Histological evidence for recurrence of primary biliary cirrhosis after liver transplantation.

Whether primary biliary cirrhosis recurs after orthotopic liver transplantation remains a controversial issue. Sixty consecutive patients with primary biliary cirrhosis with at least 1 yr of follow-up after liver transplantation were studied. All patients were treated with triple-drug immunosuppression (cyclosporine, prednisone, azathioprine).

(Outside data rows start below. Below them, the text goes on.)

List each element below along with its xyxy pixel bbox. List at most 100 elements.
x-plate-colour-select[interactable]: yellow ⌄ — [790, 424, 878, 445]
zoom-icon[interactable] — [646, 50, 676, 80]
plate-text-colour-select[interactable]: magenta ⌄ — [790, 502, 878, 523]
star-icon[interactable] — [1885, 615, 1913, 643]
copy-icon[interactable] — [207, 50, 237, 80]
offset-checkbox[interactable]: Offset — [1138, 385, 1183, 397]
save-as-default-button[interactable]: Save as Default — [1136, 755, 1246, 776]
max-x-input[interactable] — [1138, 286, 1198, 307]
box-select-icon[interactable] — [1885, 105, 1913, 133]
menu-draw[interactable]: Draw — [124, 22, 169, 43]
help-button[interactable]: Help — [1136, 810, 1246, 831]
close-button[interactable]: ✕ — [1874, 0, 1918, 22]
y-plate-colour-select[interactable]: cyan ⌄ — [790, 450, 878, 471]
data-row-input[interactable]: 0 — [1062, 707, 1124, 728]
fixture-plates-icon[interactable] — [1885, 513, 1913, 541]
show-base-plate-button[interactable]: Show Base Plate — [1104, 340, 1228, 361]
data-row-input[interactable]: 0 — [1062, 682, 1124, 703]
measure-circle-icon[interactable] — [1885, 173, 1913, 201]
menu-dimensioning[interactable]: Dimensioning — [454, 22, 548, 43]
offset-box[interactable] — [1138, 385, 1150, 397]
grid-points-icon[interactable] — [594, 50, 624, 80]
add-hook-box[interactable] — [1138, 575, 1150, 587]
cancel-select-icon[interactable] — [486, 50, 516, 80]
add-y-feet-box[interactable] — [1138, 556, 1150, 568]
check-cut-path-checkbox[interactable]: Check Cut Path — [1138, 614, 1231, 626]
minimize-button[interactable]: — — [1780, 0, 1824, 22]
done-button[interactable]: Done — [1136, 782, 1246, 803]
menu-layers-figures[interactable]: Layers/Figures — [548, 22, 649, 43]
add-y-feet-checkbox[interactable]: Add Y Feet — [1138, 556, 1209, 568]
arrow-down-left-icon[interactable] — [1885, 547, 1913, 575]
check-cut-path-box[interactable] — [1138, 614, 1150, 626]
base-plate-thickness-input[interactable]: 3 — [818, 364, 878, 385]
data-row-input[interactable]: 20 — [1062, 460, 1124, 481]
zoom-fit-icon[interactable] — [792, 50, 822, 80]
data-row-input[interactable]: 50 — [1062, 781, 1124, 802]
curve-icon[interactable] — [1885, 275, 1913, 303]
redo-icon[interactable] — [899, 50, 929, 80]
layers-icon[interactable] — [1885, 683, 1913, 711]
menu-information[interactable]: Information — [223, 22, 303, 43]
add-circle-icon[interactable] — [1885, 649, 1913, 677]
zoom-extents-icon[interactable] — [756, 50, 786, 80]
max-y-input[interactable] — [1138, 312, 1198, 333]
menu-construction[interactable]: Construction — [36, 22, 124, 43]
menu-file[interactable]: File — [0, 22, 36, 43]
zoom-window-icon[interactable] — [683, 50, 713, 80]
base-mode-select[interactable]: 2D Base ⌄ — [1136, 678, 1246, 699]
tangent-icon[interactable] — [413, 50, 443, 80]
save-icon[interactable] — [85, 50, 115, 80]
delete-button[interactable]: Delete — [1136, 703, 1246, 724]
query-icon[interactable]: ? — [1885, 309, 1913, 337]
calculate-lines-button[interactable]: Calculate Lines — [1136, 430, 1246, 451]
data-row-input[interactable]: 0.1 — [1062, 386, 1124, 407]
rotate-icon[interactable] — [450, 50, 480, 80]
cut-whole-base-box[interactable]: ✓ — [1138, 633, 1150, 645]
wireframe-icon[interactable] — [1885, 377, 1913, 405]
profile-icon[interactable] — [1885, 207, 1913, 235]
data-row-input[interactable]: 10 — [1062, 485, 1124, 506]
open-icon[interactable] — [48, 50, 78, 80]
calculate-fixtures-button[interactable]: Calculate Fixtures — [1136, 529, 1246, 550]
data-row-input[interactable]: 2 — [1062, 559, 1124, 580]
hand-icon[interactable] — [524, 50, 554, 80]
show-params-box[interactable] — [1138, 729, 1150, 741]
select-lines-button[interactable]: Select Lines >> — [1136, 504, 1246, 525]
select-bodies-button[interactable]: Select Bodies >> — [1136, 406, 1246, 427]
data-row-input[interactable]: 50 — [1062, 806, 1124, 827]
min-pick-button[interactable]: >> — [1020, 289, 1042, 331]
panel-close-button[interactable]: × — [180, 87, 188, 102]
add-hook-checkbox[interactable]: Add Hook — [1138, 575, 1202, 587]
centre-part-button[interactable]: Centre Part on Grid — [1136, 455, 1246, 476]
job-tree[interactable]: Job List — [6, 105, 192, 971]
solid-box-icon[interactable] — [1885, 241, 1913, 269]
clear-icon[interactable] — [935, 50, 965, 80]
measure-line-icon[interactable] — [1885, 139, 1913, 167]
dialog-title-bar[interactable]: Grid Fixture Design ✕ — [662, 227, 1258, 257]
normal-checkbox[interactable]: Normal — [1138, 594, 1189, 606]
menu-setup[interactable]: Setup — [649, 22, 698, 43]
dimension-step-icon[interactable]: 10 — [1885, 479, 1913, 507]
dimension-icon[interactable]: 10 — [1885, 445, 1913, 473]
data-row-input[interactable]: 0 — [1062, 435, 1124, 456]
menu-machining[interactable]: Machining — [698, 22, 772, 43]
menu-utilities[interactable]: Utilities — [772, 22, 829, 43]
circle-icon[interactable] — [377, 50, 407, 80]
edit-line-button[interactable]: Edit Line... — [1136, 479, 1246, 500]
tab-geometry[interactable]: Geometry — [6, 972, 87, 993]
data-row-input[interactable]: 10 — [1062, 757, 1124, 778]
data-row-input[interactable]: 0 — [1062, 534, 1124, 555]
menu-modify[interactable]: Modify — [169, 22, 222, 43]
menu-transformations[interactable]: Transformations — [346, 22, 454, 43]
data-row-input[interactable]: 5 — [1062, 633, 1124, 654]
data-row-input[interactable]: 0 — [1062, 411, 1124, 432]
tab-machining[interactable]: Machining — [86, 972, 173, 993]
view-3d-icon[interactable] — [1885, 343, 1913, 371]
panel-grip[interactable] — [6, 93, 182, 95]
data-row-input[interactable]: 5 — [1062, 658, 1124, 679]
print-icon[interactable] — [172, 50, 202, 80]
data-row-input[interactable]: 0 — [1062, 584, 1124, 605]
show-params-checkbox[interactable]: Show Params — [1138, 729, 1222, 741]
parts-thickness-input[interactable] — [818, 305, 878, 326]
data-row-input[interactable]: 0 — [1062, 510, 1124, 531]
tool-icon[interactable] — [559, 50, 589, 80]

Hepatic biochemical parameters and protocol liver biopsy specimens were evaluated 1 wk, 3 wk, 4 mo and yearly after orthotopic liver transplantation and at times of liver dysfunction. Antimitochondrial antibody titers and IgM levels were determined at 4 mo and yearly. At the time of last follow-up, all patients had marked symptomatic improvement compared with their pretransplant condition, and 91% of the patients had normal hepatic biochemical parameters, including serum levels of alkaline phosphatase, bilirubin, ALT and IgM. In addition, all patients had significant decreases in antimitochondrial antibody titer (p = 0.0001) and significant decreases in serum levels of IgM (p = 0.0001). Forty-one of the 60 patients had near-normal liver histological appearance. Of those with abnormal histological appearance, five patients, 2 to 6 yr after orthotopic liver transplantation, had histological features typical of a florid duct lesion, suggesting recurrent primary biliary cirrhosis. All five patients with portal granulomas had normal hepatic biochemical values and were clinically asymptomatic. Two of the five patients had persistent antimitochondrial antibody titers. We consider the documented histological changes highly suggestive of recurrence of primary biliary cirrhosis after liver transplantation but, so far, have no evidence that the condition in these patients is progressive.